Name change for obvious reasons.
PIL have a milestone event in 2 weeks time. They are having a big party at their home, going all out on catering, entertainment etc, probably around 100 guests.
DH and I are NC with one of his sister and her husband, on the basis that we eloped and they haven't spoken to us since. We have tried to ask them what their issue is and all we've ever had is messages to DH stating things quite bluntly that 'your wife has changed you' 'you're antisocial now' 'I hope one day you'll see sense, we will support your divorce and we can go back to how we were'. DH has pushed for more specifics to back up their 'reasons' but they never respond.
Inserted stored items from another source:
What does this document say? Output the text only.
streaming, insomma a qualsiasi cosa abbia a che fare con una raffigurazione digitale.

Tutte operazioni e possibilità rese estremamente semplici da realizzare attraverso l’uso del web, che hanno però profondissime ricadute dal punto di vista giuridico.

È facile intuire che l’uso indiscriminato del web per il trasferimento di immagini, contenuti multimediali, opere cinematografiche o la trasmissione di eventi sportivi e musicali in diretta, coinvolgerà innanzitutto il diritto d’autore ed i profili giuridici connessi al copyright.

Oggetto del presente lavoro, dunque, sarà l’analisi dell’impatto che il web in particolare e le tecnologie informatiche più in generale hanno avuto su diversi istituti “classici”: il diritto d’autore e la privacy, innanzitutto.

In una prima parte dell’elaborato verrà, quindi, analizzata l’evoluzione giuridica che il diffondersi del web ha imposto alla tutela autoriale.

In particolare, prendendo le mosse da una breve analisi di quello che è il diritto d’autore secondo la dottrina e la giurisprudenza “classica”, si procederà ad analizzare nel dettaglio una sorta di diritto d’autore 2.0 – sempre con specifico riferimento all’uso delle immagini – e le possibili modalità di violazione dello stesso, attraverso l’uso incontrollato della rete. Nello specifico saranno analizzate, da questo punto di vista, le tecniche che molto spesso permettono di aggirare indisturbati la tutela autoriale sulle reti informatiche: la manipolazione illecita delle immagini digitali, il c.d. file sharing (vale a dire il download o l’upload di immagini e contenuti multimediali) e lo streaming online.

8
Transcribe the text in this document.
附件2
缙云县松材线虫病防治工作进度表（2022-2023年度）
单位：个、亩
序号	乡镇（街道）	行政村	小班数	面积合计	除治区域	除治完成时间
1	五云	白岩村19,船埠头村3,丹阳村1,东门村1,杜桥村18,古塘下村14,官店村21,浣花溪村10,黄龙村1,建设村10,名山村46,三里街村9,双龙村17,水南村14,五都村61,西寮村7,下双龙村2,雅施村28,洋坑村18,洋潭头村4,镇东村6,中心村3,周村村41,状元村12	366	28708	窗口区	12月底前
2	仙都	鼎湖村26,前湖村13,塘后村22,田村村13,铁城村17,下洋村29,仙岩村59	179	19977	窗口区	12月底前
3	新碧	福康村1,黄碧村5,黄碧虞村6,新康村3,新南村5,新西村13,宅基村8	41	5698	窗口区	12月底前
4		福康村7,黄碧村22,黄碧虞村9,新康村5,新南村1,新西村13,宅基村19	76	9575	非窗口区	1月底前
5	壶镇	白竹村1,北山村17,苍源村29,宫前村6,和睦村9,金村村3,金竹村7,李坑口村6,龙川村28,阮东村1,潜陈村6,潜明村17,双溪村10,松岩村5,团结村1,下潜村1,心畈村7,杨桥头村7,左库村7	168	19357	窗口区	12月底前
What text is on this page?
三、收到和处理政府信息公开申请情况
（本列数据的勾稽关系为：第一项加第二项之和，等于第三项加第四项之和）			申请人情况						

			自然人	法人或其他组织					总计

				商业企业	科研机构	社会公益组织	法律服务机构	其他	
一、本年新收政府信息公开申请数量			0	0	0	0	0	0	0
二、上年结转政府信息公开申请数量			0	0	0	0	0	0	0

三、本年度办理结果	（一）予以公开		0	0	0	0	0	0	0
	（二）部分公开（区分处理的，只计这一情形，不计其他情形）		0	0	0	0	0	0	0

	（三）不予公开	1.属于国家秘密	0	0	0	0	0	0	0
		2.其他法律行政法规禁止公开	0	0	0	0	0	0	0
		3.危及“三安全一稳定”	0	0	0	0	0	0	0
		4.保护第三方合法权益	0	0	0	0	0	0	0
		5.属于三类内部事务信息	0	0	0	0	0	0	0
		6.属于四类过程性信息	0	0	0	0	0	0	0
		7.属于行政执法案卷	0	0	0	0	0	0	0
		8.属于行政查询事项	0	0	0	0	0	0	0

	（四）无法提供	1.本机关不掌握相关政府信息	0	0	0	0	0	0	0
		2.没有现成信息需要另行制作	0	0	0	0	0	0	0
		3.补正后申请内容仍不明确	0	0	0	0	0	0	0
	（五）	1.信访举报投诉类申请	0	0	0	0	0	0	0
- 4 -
Obviously, PIL are expecting us all to be there, despite knowing the situation. They have always said to me they are of the opinion that SIL was jealous and they'll get over it in time. I can semi understand their position as they don't want to get involved.
We all live locally but we only see PIL maybe 3 times a year and fortunately haven't bumped into SIL/her DH in over 8 years.
Should DH and I attend the event knowing how awkward it will be?
I am of the opinion I will just say I'm not comfortable but then DH seems to think that will give them further reason to think they are right about us being antisocial.
DH wants to attend because he feels it's as much his parents and SILs so why should he be forced out. However, he does acknowledge he thinks they'll be all nice to him to again back up their logic that they are fine with him and I'm the wicked witch.
AIBU to not attend? Should we both decline as a United front?